The journey in life is never a straight line (PART 1)
I delved deeply into religion and two years later, in 1982, I went to Mekah to perform my Haj (pilgrimage). There I met up with the late Haji Fadzil Mohd Noor (the PAS President who died in office in June 2002). I also linked up with Tok Guru Haji Abdul Hadi Awang, Mustafa Ali and a couple of other top PAS leaders from Terengganu.
NO HOLDS BARRED
Raja Petra Kamarudin
When I was in my teens I never suspected that life is actually quite complicated. Then, I would live day-to-day. I lived by the motto ‘tomorrow never comes’, which is quite true because once tomorrow comes it would be today, if you get what I mean.
Life was all about enjoying yourself — eat, drink and be merry for tomorrow you may die. And, if you can’t avoid dying, then go with a smile on your face because once you die you die, that would be the end of everything. Hence have fun while you still breath.
Then my world, as I knew it, came to an end. My father — the only breadwinner in the family — died. And we were all still in school — all four siblings. That was probably the first greatest shock of my life — other than the 13 motorcycle accidents that I had prior to my father’s death.
My father was only 46. Surely that was too young an age to die, especially when my mother was only 38 and the four of us kids were still at school. That could be considered as the first ‘injury’ in my life. And, to add insult to this injury, the hundreds of friends and family members that my father had suddenly ‘disappeared’.
You see; my father was a ‘big man’. That was why I could afford the devil-may-care lifestyle. However, once the ‘big man’ had gone, no one wanted to know us any more.
I remember the first Hari Raya after my father died. When my father was still alive, the road outside our house would be jam-packed with cars. The place would be almost like the venue of an opposition ceramah — crowded with people. That first Hari Raya after my father’s death, however, not a single person came to our house.
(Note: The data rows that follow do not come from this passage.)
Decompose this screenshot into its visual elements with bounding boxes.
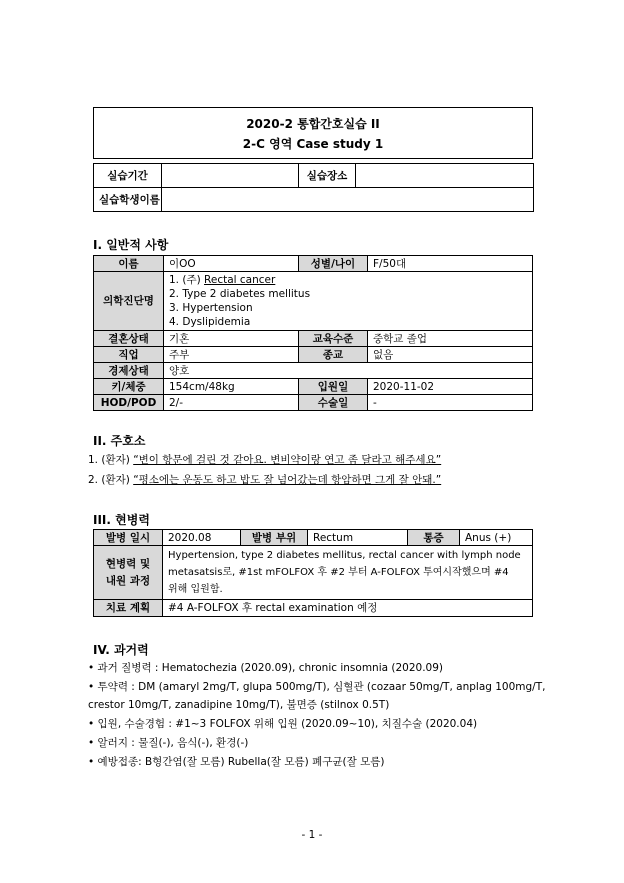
height-weight-value: 154cm/48kg bbox=[164, 379, 299, 395]
diagnosis-4: 4. Dyslipidemia bbox=[169, 316, 251, 328]
hod-pod-value: 2/- bbox=[164, 395, 299, 411]
name-value: 이OO bbox=[164, 256, 299, 272]
hod-pod-label: HOD/POD bbox=[94, 395, 164, 411]
history-line-1: Hypertension, type 2 diabetes mellitus, rectal cancer with lymph node bbox=[168, 550, 521, 561]
religion-label: 종교 bbox=[299, 347, 368, 363]
marital-value: 기혼 bbox=[164, 331, 299, 347]
economic-value: 양호 bbox=[164, 363, 533, 379]
past-history-item: • 예방접종: B형간염(잘 모름) Rubella(잘 모름) 폐구균(잘 모름) bbox=[88, 756, 385, 768]
past-history-item: • 투약력 : DM (amaryl 2mg/T, glupa 500mg/T), 심혈관 (cozaar 50mg/T, anplag 100mg/T, bbox=[88, 681, 546, 693]
site-value: Rectum bbox=[308, 530, 408, 546]
section-past-history-heading: IV. 과거력 bbox=[93, 643, 149, 657]
history-value bbox=[163, 546, 533, 600]
document-title: 2020-2 통합간호실습 II bbox=[246, 117, 380, 131]
plan-value: #4 A-FOLFOX 후 rectal examination 예정 bbox=[163, 600, 533, 617]
section-general-heading: I. 일반적 사항 bbox=[93, 238, 169, 252]
height-weight-label: 키/체중 bbox=[94, 379, 164, 395]
complaint-2-prefix: 2. (환자) bbox=[88, 474, 134, 486]
onset-label: 발병 일시 bbox=[94, 530, 163, 546]
student-value bbox=[162, 188, 534, 212]
marital-label: 결혼상태 bbox=[94, 331, 164, 347]
past-history-item: • 과거 질병력 : Hematochezia (2020.09), chronic insomnia (2020.09) bbox=[88, 662, 444, 674]
history-line-3: 위해 입원함. bbox=[168, 584, 223, 595]
complaint-1-text: “변이 항문에 걸린 것 같아요. 변비약이랑 연고 좀 달라고 해주세요” bbox=[133, 454, 442, 466]
diagnosis-label: 의학진단명 bbox=[94, 272, 164, 331]
complaint-1-prefix: 1. (환자) bbox=[88, 454, 134, 466]
page-number: - 1 - bbox=[301, 829, 323, 841]
complaint-1 bbox=[88, 452, 441, 467]
surgery-value: - bbox=[368, 395, 533, 411]
diagnosis-2: 2. Type 2 diabetes mellitus bbox=[169, 288, 311, 300]
admission-value: 2020-11-02 bbox=[368, 379, 533, 395]
symptom-value: Anus (+) bbox=[460, 530, 533, 546]
practice-info-table bbox=[93, 163, 534, 212]
past-history-item: • 입원, 수술경험 : #1~3 FOLFOX 위해 입원 (2020.09~10), 치질수술 (2020.04) bbox=[88, 718, 478, 730]
period-value bbox=[162, 164, 299, 188]
place-value bbox=[356, 164, 534, 188]
past-history-item: crestor 10mg/T, zanadipine 10mg/T), 불면증 (stilnox 0.5T) bbox=[88, 699, 390, 711]
economic-label: 경제상태 bbox=[94, 363, 164, 379]
complaint-2-text: “평소에는 운동도 하고 밥도 잘 넘어갔는데 항암하면 그게 잘 안돼.” bbox=[133, 474, 442, 486]
period-label: 실습기간 bbox=[94, 164, 162, 188]
history-label-2: 내원 과정 bbox=[105, 574, 151, 587]
complaint-2 bbox=[88, 472, 441, 487]
past-history-item: • 알러지 : 물질(-), 음식(-), 환경(-) bbox=[88, 737, 249, 749]
sex-age-label: 성별/나이 bbox=[299, 256, 368, 272]
surgery-label: 수술일 bbox=[299, 395, 368, 411]
history-label-1: 현병력 및 bbox=[105, 557, 151, 570]
job-value: 주부 bbox=[164, 347, 299, 363]
section-complaint-heading: II. 주호소 bbox=[93, 434, 146, 448]
document-subtitle: 2-C 영역 Case study 1 bbox=[242, 137, 384, 151]
diagnosis-value bbox=[164, 272, 533, 331]
education-label: 교육수준 bbox=[299, 331, 368, 347]
general-info-table bbox=[93, 255, 533, 411]
diagnosis-3: 3. Hypertension bbox=[169, 302, 253, 314]
symptom-label: 통증 bbox=[408, 530, 460, 546]
sex-age-value: F/50대 bbox=[368, 256, 533, 272]
student-label: 실습학생이름 bbox=[94, 188, 162, 212]
present-illness-table bbox=[93, 529, 533, 617]
admission-label: 입원일 bbox=[299, 379, 368, 395]
history-label bbox=[94, 546, 163, 600]
title-box bbox=[93, 107, 533, 159]
job-label: 직업 bbox=[94, 347, 164, 363]
name-label: 이름 bbox=[94, 256, 164, 272]
onset-value: 2020.08 bbox=[163, 530, 241, 546]
site-label: 발병 부위 bbox=[241, 530, 308, 546]
diagnosis-1: Rectal cancer bbox=[204, 274, 276, 286]
diagnosis-1-prefix: 1. (주) bbox=[169, 274, 205, 286]
place-label: 실습장소 bbox=[299, 164, 356, 188]
education-value: 중학교 졸업 bbox=[368, 331, 533, 347]
plan-label: 치료 계획 bbox=[94, 600, 163, 617]
religion-value: 없음 bbox=[368, 347, 533, 363]
section-history-heading: III. 현병력 bbox=[93, 513, 150, 527]
history-line-2: metasatsis로, #1st mFOLFOX 후 #2 부터 A-FOLFOX 투여시작했으며 #4 bbox=[168, 567, 509, 578]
My mother stood looking out the window and cried. I did not know what to do so I phone my father’s ‘best friend’ — a man I call Uncle Cedric and who now lives in Australia. Uncle Cedric came over to console my mother. Thereafter our days of the Hari Raya ‘open house’ ended. We realised that now our father had died we no longer have any friends or family members.
It hit me then that we would have to pick up what was left of our lives and get on with it. I got a job that paid RM250 a month and got married soon after that. I was forced to ‘restart’ my life (or ‘reboot’ in today’s terminology) from the bottom. And it was a long and hard battle to get back to the top, the position I had always known until my father died.
Then the second blow of my life hit me nine years later. My mother, who was only 47, died. She had earlier left Malaysia and had gone back to England. She could no longer live in Malaysia, which was giving her so much ‘pain’.
That was in 1980 when I was 30.
My father had died age 46 and my mother at age 47. I was 30. How much longer would I live before I too would die? What was the purpose of life if all it means is you are going to leave this world and cause your family so much pain by your death?
I needed to console myself with the fact that life was not a total waste and that we are all here for a purpose. And to find that answer I turned to Islam. No doubt I was born a Muslim but I was never really a Muslim. I ‘became’ a Muslim much later in life.
I delved deeply into religion and two years later, in 1982, I went to Mekah to perform my Haj (pilgrimage). There I met up with the late Haji Fadzil Mohd Noor (the PAS President who died in office in June 2002). I also linked up with Tok Guru Haji Abdul Hadi Awang, Mustafa Ali and a couple of other top PAS leaders from Terengganu.
I spent almost a month in Mekah and Medina where I also mingled with the Iranians (who had just had their Islamic Revolution three years before that in 1979). I even joined the Iranians in their anti-Saudi/anti-US demonstration in Mekah that attracted about 100,000 protestors.
A year before that, Tun Dr Mahathir Mohamad had taken over as the Prime Minister of Malaysia and that same year I did my Haj (1982), Anwar Ibrahim had joined Umno. So this was the ‘hot’ discussion in Mekah and Medina.
Part of the reason I became a ‘radical’ Muslim was because of Anwar Ibrahim. Before he joined Umno in 1982 he was the President of ABIM and I attended a few of his ceramah, all organised by PAS, of course. It was in a way Anwar who made me ‘see the light’ that the future lay with Islam.
Umno was evil. Umno was unIslamic. Umno was a creation of the ‘kafir’ British. We must oppose Umno and ‘turn’ to Islam. And turn to Islam I did, in a very big way, even believing that the future was in an Islamic Revolution in Malaysia a la Iran.
Killing and dying in the name of Islam was an acceptable option. This was what I learned during my Haj trip and in my association with the Iranians. This was also what the President of ABIM, Anwar Ibrahim, had been telling us.
But now Anwar had abandoned the Islamic cause to join Umno — the very organisation he had condemned and had told us to oppose to the death. Anwar was now with the ‘infidels’ in Umno. Is it, therefore, also halal (kosher) to kill Anwar?